Radical Buddhist group threatens evangelicals in Sri Lanka
Sixty churches and prayer centers targeted so far this year
ucanews.com reporter, Colombo
July 19, 2014
A Buddhist hardline group has carried out a campaign against evangelical churches in a Sri Lankan town and warned them to cease their religious activities in majority Buddhist villages.
Ravana Balaya, a radical Sinhalese Buddhist nationalist organization, visited more than 20 evangelical prayer services from July 15 to 19 in Polonnaruwa and told pastors to stop holding services and cease trying to convert Buddhists and Hindus, according to the Venerable Ittekande Saddhatissa Thero, General Secretary of Ravana Balaya.
“We have gotten hundreds of complaints from Buddhists and Hindus that evangelical pastors convert Buddhists to their religion and offer gifts and money to them,” he said. “If the evangelical churches fail to stop their mission, we will take legal action against their prayer centers.”
Saddhatissa Thero said that 20 monks and some Hindu priests had taken part in the campaign.
“Some of the pastors agreed with us to remove their prayer centers from Buddhist villages, but some opposed the suggestion,” he said.
So far in 2014, about 60 churches and evangelical prayer centers have been targeted while 105 were attacked in 2013, according to the National Christian Evangelical Alliance (NCEASL).
“Many pastors have been beaten and threatened to halt their prayer meetings,” said Godfrey Yogarajah, General Secretary of NCEASL.
“People have logged complaints in police stations but it is very rare that culprits are identified,” he said.
“Many of the mobs who have attacked prayer gatherings have been led by Buddhist monks,” said Yogarajah, adding that monks have faced no legal repercussions for these acts of violence.
The government launched a special police unit in April to address the rising religious tensions between Christians, Muslims and the Buddhist majority.
Pastor O.S. Fernando, president of the Pastors’ Fellowship Group in Polonnruwa, denied allegations that evangelical groups had offered money or gifts to converts or potential converts.
“We never convert by force [or] put up new houses to attract the faithful.
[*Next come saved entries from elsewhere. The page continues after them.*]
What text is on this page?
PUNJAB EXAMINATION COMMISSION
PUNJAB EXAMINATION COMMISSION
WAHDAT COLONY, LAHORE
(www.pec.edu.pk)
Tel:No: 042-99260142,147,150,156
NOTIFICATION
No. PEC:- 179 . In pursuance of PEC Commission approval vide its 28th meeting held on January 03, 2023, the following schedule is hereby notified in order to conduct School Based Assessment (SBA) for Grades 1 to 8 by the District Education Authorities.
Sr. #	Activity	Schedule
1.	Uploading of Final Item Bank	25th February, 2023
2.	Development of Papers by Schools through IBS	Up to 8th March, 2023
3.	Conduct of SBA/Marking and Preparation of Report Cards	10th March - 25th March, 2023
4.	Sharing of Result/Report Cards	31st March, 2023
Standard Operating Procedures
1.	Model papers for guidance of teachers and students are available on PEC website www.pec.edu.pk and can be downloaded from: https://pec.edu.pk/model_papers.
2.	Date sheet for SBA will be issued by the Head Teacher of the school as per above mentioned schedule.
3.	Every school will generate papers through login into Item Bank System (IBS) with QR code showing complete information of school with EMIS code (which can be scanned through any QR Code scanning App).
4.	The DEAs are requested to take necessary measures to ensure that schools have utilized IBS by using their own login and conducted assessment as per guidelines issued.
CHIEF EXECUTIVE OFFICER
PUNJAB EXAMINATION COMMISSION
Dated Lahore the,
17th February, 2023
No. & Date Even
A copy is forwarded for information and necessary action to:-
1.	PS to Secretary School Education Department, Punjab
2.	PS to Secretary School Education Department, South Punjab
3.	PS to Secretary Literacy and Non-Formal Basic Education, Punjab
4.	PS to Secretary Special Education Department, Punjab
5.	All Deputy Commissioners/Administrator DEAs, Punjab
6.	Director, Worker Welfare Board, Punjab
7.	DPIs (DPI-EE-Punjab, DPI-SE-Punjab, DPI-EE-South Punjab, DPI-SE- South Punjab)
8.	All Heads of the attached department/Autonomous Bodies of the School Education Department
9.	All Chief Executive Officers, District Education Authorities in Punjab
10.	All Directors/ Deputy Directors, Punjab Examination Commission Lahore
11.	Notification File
It’s their own decision,” he said.
At least some of the tension has resulted from misunderstandings.
“While a pastor was putting up a new house, Buddhists monks had misunderstood that it was a new prayer center and so they lodged a complaint,” he said. “Over 150 people came with Buddhist monks to stop construction of the new building.”
“Now the pastor has been given police security,” he said, but added that “many pastors fear to work in the area now.”